Sejauh nan diketahui, hingga sekarang belum ada komik nan secara serius membujuk generasi muda Indonesia berkenalan dengan Pancasila. Kekosongan itulah nan mendorong lahirnya Pancasila untuk Pemula: sebuah komik nan ditujukan untuk semua kalangan, khususnya bagi kaum muda Indonesia.

Kehadirannya tentu bukanlah bagian dari doktrin, melainkan sebagai undangan. Bukan untuk menggantikan obrolan serius tentang Pancasila, melainkan untuk membuka pintunya lebih lebar. Ia satu dari sekian tafsir merdeka nan lahir dari inisiatif penduduk negara; bagian dari diskursus nan memang sudah semestinya bergulir lebih ramai.

Dengan komik, harapannya, Pancasila tidak lagi menjadi diskursus nan berat dan eksklusif. Ia menjadi percakapan nan bisa terjadi di mana saja: di bilik tidur, di angkot, di warung, alias di sela-sela waktu luang. Dari realita seperti itulah pemahaman nan genuine tumbuh. Pemahaman nan tidak dipaksakan, nan datang dari kesadaran sendiri.

PANCASILA YANG OPERASIONAL

Harapan lebih jauhnya adalah tumbuhnya kebudayaan Pancasila. Sebuah kebudayaan nan menghidupi Pancasila, sekaligus kebudayaan nan dilahirkan Pancasila itu sendiri. Di antara keduanya terjadi dialektika nan terus bergerak: diskursus nan semarak dari bawah dan melahirkan pemikiran-pemikiran tentang gimana Pancasila dipahami, dimaknai, dan dioperasionalisasikan, dan operasionalisasi itu pada gilirannya melahirkan diskursus nan baru. Demikian seterusnya. Justru dialektika nan tak pernah berakhir itulah nan menjadi bentuk sejati kebudayaan Pancasila.

Itulah muara dari semua ini. Diskursus Pancasila nan semarak bukanlah tujuan akhir. Ia jalan menuju tumbuhnya entitas penduduk negara nan sesungguhnya karena Pancasila nan kuat bukan Pancasila nan sekadar dihafal, melainkan nan operasional, nan 'bunyi' dalam realitas kehidupan berbangsa dan bernegara.

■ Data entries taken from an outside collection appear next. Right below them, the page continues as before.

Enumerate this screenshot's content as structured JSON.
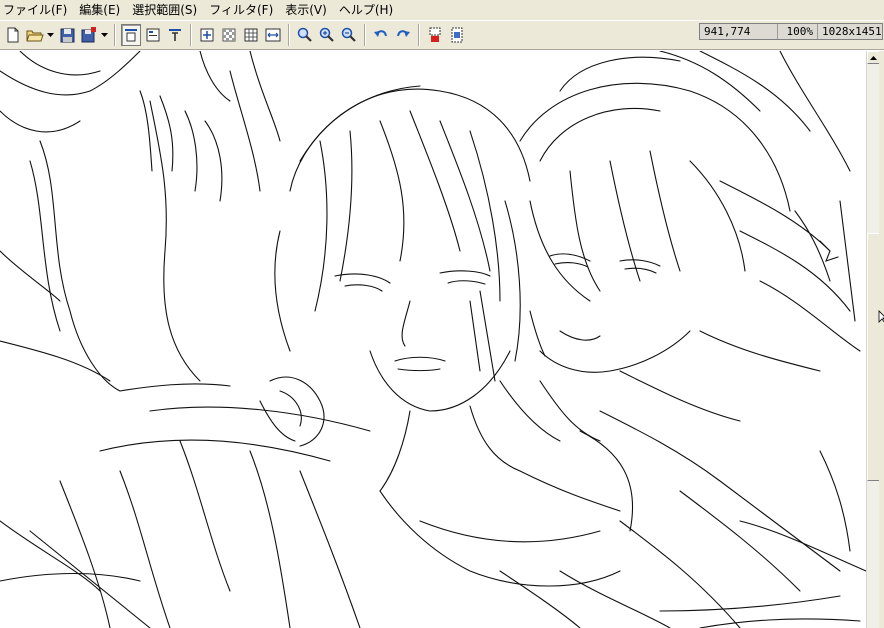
{
  "menu": {
    "items": [
      {
        "label": "ファイル(F)"
      },
      {
        "label": "編集(E)"
      },
      {
        "label": "選択範囲(S)"
      },
      {
        "label": "フィルタ(F)"
      },
      {
        "label": "表示(V)"
      },
      {
        "label": "ヘルプ(H)"
      }
    ]
  },
  "toolbar": {
    "icons": [
      "new-file-icon",
      "open-folder-icon",
      "save-icon",
      "save-as-icon",
      "align-top-icon",
      "align-center-icon",
      "align-text-icon",
      "fit-window-icon",
      "transparency-checker-icon",
      "grid-icon",
      "fit-width-icon",
      "zoom-search-icon",
      "zoom-in-icon",
      "zoom-out-icon",
      "undo-icon",
      "redo-icon",
      "layer-red-icon",
      "layer-blue-icon"
    ]
  },
  "status": {
    "coordinates": "941,774",
    "zoom": "100%",
    "image_size": "1028x1451"
  },
  "colors": {
    "chrome": "#ece9d8",
    "undo_blue": "#1f5fbf",
    "toolbar_blue": "#1d4fa8",
    "red_accent": "#d62020"
  }
}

Pancasila nan operasional bukan sesuatu nan datang dari dekrit alias instruksi. Ia tumbuh dari bawah; dari penduduk nan mengerti bakal kewenangan dan kewajibannya. nan tahu bahwa Pancasila bukan sekadar simbol di atas kertas, melainkan juga kerangka nyata untuk membangun kebaikan bersama, mendorong kebijakan nan berpihak, dan membangun relasi nan setara antara negara dan warganya.

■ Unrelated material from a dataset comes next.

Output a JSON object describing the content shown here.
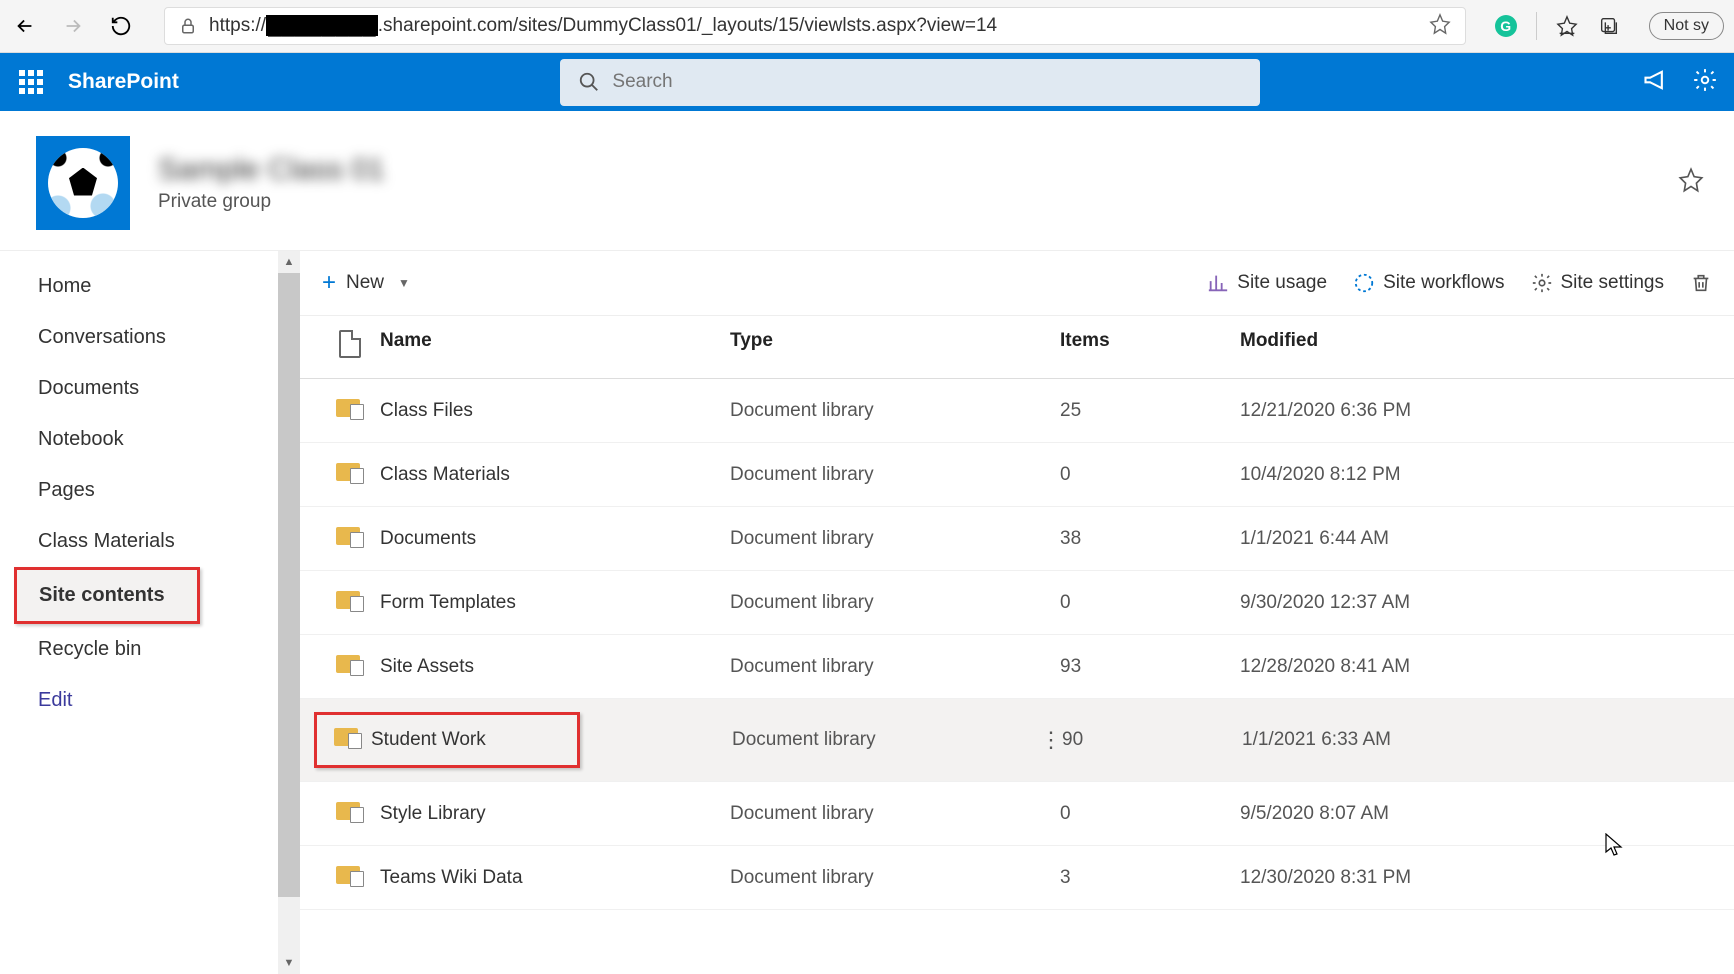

Diskursus nan semarak adalah tanah subur bagi kesadaran semacam itu. Ketika Pancasila diperbincangkan secara luas dan merdeka, di warung kopi, di ruang kelas, di media sosial, di laman komik, dia tidak lagi terasa asing. Ia menjadi bahasa nan menubuh dan menjadi kesadaran, kerangka nan intuitif, dan akhirnya perangkat nan fungsional di tangan penduduk negara nan berdaya.

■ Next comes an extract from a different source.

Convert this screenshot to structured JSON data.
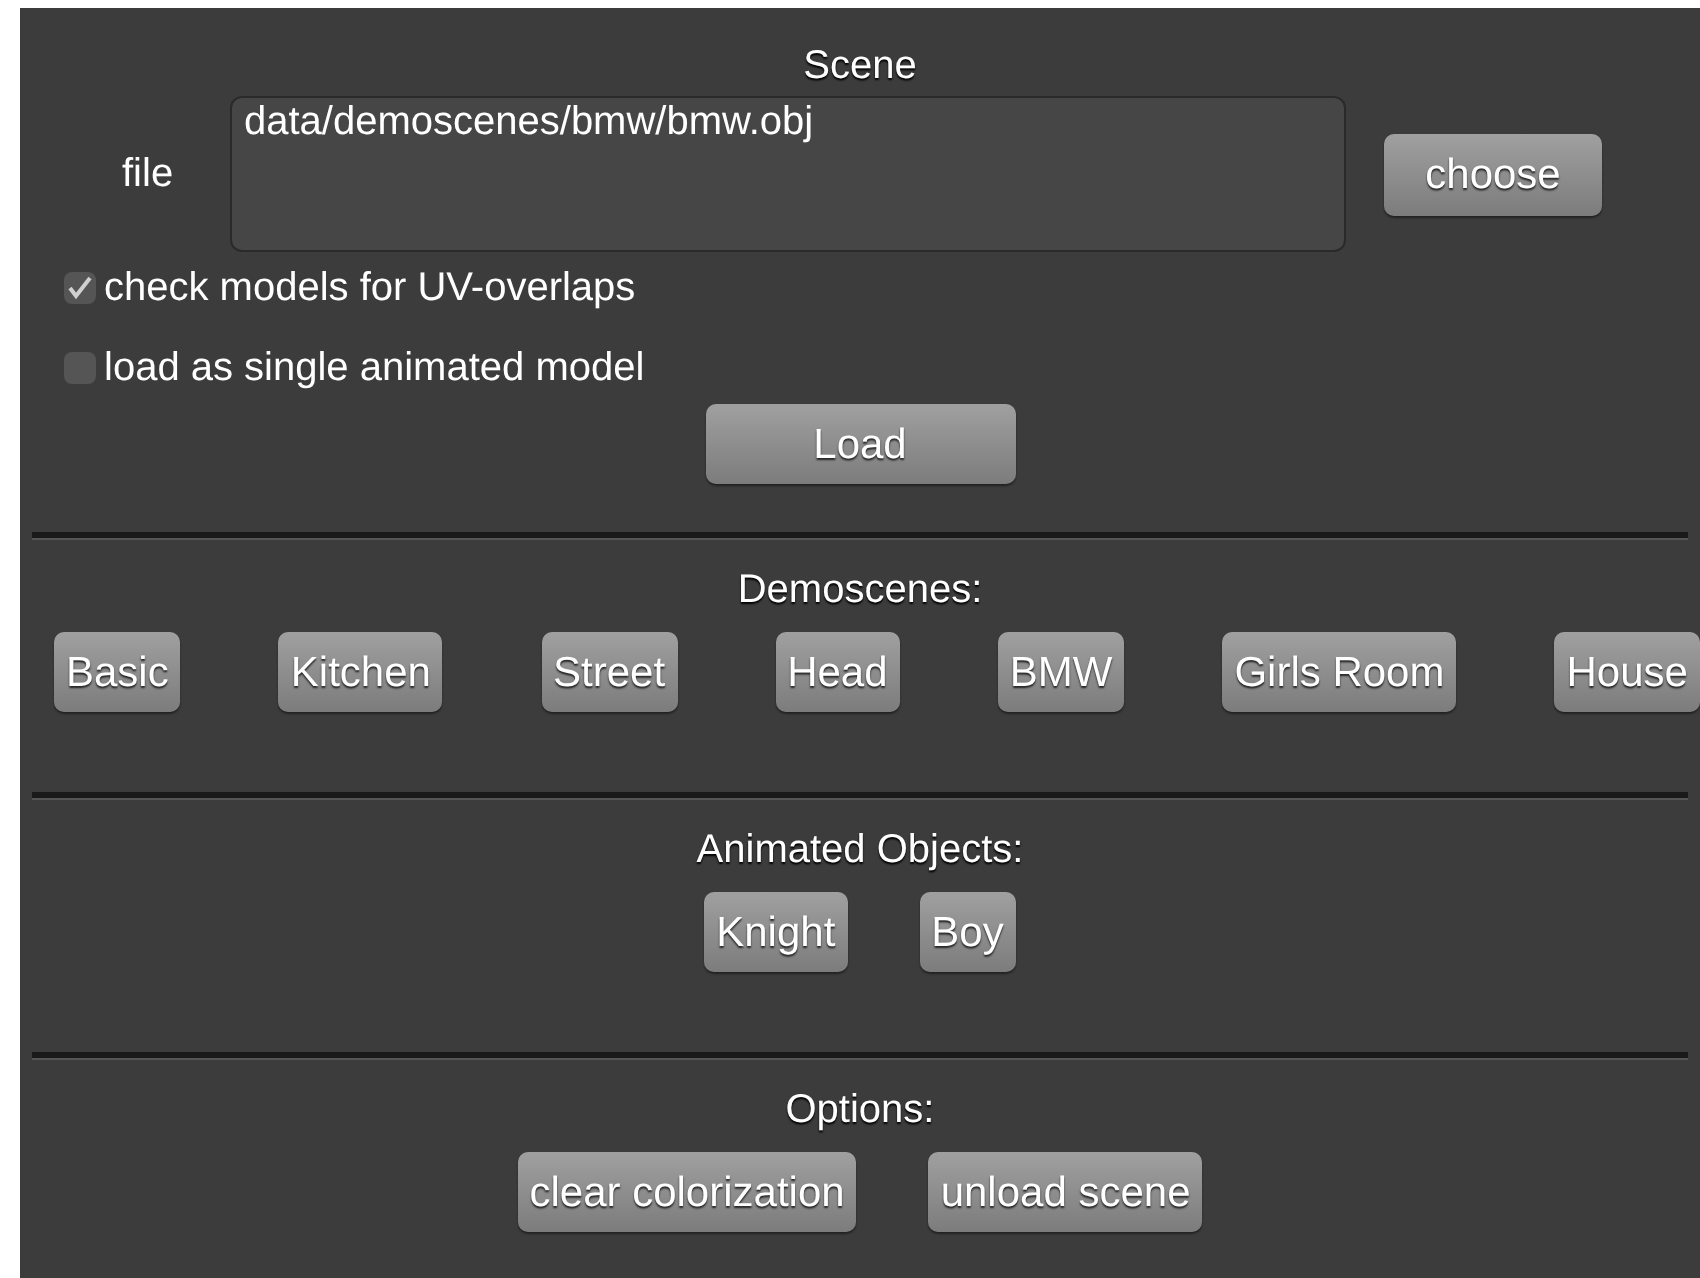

Itulah lingkaran nan mau kita bangun: dari diskursus menuju pemahaman, dari pemahaman menuju kesadaran, dari kesadaran menuju tindakan. Tindakan itulah nan membikin Pancasila sungguh-sungguh operasional, bukan di atas kertas, bukan di dalam pidato, melainkan di dalam langkah kita berbangsa dan bernegara di setiap perikehidupannya.

Pancasila untuk Pemula adalah salah satu langkah mini dalam perjalanan panjang itu. Ia lahir dari kepercayaan bahwa diskursus nan semarak dimulai dari percakapan nan sederhana, dari selembar laman nan dibaca dengan santai, lampau mengendap, lampau pelan-pelan mengubah langkah seseorang memandang dirinya sebagai penduduk bangsa dan negara.

Bukan penduduk nan pasif menunggu negara, melainkan penduduk nan sadar, nan berdaya, dan nan tahu bahwa Pancasila adalah miliknya juga. Bahwa dia berkuasa menafsirnya, mempercakapkannya, dan menghidupkannya, bukan lantaran diperintah, melainkan lantaran memang itulah prinsip menjadi bagian dari bangsa ini.